All I distinctly recall, however, is the rhubarb, and Aunt Frances’ raspberries (the descendants of which came with me when my husband and I moved into our first house). Her raspberries were some perfect variety; fragrant, plump and sweet — like eating burgundy-colored roses.
But the rhubarb! It was plain, cut in small bites and stewed in sugar, served slightly warm. We sat in Aunt Frances’ brilliantly white dining room with a white tablecloth and were served pinkish-red rhubarb in white china bowls with white cloth napkins. I can recall the first taste — tangy bitterness transformed with the pink sugar-sauce into the most delicious treat I’d ever had. I ate two bowls.
This time of year, as we breathlessly await fresh summer produce (well, I do), my childhood memories come flooding back. The first ripe tomato! Cucumbers still warm from the sun! Fresh corn on the cob, like eating pure sugar! Sweet corn was one thing my mother didn’t grow. She tried for several years and gave it up to the raccoons, who, incidentally, eat sweet corn the same way we do.
During sweet corn season, we ate fresh-picked corn almost daily. And when I say fresh-picked, I mean picked that day, bought from a roadside stand. This was back in the day when you couldn’t purchase corn in a grocery store; you had to go to a farmer’s market, or to your neighbor’s roadside stand. My mother knew everyone who had a corn stand.

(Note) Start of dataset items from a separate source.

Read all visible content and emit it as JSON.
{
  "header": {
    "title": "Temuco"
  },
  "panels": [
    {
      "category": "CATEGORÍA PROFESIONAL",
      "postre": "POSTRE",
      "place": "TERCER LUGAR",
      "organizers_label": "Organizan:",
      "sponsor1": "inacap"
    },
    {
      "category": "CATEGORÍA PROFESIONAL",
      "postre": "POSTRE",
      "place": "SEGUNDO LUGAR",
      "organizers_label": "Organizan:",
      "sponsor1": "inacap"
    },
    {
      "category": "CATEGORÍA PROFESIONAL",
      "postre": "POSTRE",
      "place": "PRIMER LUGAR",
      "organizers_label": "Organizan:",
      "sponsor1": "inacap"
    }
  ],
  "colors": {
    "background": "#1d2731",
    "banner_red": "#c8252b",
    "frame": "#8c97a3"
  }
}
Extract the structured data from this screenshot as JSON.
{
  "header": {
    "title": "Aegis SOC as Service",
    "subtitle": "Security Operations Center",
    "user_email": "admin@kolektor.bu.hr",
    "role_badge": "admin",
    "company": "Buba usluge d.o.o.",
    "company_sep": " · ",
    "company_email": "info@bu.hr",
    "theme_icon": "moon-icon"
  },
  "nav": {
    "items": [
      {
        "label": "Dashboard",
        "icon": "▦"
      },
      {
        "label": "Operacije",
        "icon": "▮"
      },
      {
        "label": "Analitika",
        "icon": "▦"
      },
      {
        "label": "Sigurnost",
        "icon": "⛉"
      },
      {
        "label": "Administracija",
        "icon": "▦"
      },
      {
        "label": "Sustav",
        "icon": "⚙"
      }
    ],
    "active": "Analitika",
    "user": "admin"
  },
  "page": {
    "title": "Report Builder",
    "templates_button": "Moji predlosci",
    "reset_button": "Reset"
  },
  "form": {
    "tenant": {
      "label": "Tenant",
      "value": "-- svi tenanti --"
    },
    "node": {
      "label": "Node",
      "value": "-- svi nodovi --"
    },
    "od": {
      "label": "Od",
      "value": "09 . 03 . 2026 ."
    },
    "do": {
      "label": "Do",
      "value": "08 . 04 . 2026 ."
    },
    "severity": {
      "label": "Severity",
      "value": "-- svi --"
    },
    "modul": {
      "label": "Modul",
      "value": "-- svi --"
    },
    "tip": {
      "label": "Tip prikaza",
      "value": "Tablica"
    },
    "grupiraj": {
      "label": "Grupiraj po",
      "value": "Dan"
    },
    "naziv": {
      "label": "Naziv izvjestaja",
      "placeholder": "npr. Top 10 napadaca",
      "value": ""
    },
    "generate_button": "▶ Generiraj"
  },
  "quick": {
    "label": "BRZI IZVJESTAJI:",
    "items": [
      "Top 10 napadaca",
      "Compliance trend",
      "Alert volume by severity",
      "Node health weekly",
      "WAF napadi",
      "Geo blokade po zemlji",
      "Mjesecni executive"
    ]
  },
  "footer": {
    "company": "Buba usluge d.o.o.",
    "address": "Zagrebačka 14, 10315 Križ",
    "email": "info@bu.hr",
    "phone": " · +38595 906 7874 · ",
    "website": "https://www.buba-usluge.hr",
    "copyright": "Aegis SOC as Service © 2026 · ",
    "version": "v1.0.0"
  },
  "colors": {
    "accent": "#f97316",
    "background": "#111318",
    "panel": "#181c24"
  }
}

As I’ve written before, my mother was one of those people who was a purist about food. If she couldn't grow it, make it, bake it or can it, we didn't eat it. Her rules extended to garden produce as well.
You had to eat sweet corn on the day it was picked. Tomatoes and cucumbers never went into the fridge. I remember bowl after bowl of produce, all different sizes and colors, covering the countertops in the kitchen. Raspberries had to be eaten the day they were picked or they’d be mixed with sugar (macerated) and then refrigerated. Strawberries could sit out a little longer, but they’d eventually be sugared, too.
When tomatoes were in season, we ate them every day. For lunch, tomato and mayo sandwiches, or tomato and cream cheese, or bacon, lettuce and tomato — or just plain tomato with salt. For dinner, sliced tomatoes with salt. The insides of our mouths would get burned from all the acid, but we kept on eating. We gorged on fresh produce all summer.
I still swoon over fresh produce. And my husband will make the drive all the way to the Verde Valley for fresh corn. Of course we eat it the day it is picked.